In this image we get a much closer look at the tips of the tail feathers and that wear. The tips of the feathers on the left side of the tail are slightly less worn than those on the right but it is marginal and not that unusual. The wear is fairly even within each half of the tail and supports my view that there is only one generation of tail feathers. The black portion of feathers  5L, 6L, 4R, 5R and 6R appears to be less glossy black than the other feathers but again it is simply an artefact of the light and is also a camera focus and depth of field issue rather than it being anything age related.

The tertials were interesting in that there was some uneven wear of the white tips with the middle tertial being a bit more abraded than the other two. They are all the same glossy black so they have all been replaced but the white tip of the middle tertials are showing more signs of wear. The white tips of the tertials in this bird are a little more worn than you would expect to see on an adult, even though they have been replaced like those of an adult, but that is probably because a first year undergoing an extensive partial post-juvenile moult will have started moulting earlier than an adult undergoing a complete moult. The replaced feathers on this bird could be up to a month or more older than those of a fully moulted adult and therefore should show more signs of wear. This difference in age of the new tertials on this bird compared to those of an adult may also explain why the tail is as worn as it is.

Here is an image of the right wing which clearly shows all the feathers are new apart from the outer primary and primary coverts as detailed above.

And here is the whole bird and it is a nice male it is too, not that its sex has any bearing on the extent of the pj moult.

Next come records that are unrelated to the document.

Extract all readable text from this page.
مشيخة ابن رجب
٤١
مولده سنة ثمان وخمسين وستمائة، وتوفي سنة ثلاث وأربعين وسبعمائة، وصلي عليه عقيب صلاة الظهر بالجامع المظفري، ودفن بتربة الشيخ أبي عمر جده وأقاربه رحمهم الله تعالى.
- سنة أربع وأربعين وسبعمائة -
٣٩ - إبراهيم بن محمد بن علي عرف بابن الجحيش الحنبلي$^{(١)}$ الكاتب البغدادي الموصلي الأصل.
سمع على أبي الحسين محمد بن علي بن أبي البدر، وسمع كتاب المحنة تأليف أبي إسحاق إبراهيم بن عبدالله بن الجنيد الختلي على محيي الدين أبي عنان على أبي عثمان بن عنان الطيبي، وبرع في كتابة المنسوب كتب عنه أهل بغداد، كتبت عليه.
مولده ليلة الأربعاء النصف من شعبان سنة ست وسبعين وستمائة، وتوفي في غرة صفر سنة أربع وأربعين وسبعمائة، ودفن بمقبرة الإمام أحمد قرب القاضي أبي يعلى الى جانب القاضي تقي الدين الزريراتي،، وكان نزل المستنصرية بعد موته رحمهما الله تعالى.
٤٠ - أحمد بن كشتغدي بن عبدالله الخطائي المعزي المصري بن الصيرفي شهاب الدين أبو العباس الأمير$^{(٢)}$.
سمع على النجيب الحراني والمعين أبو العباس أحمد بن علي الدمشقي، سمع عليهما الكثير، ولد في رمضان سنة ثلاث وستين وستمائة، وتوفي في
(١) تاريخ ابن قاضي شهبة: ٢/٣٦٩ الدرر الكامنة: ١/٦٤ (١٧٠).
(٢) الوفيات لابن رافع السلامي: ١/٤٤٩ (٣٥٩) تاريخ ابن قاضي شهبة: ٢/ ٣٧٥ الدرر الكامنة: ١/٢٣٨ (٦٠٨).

So why is any of this interesting and why does it matter? Well, if it becomes the norm for some first year Goldfinches to have a complete moult then those that do will be indistinguishable from adults and potentially make it unsafe to age any Goldfinch as an adult. The error rate at the present time is likely to be small but it is unknown quantity and may not be as small as we would like it to be. Opinions will vary as to the level the error rate needs to reach before ageing Goldfinches as adults is considered to be too unreliable but we have to prove to what extent it is happening first. Unfortunately finding this evidence is intrinsically difficult for reasons I won't bore you with now but the fact that these juveniles become indistinguishable from adults is no small hurdle in itself.

The best evidence will come from retraps and some of that evidence may already be out there in the form of age discrepancies between the time of ringing and recapture. An indication that some birds are having a complete moult will come from birds that have been ringed when they are in juvenile plumage and and are aged as an adult when recaptured later in the birds first year of life. If this type of discrepancy becomes more common it potential points to more first year birds having a complete moult as opposed to errors in data recording and ageing. So what may initially appear to be a cock up could actually be a useful piece of evidence.

Another reason the change in the extent of post juvenile moult matters is that it is probably linked to climate change. Research is showing that some summer visitors are arriving earlier and a range of species are breeding earlier. The factors that are influencing those changes are likely to be involved with the tendency for some species, such as Goldfinches, to have a more extensive pj moult. Monitoring pj moult in a systematic way across a range of species could prove to be worthwhile and could be another useful indicator for demonstrating the effect of climate change.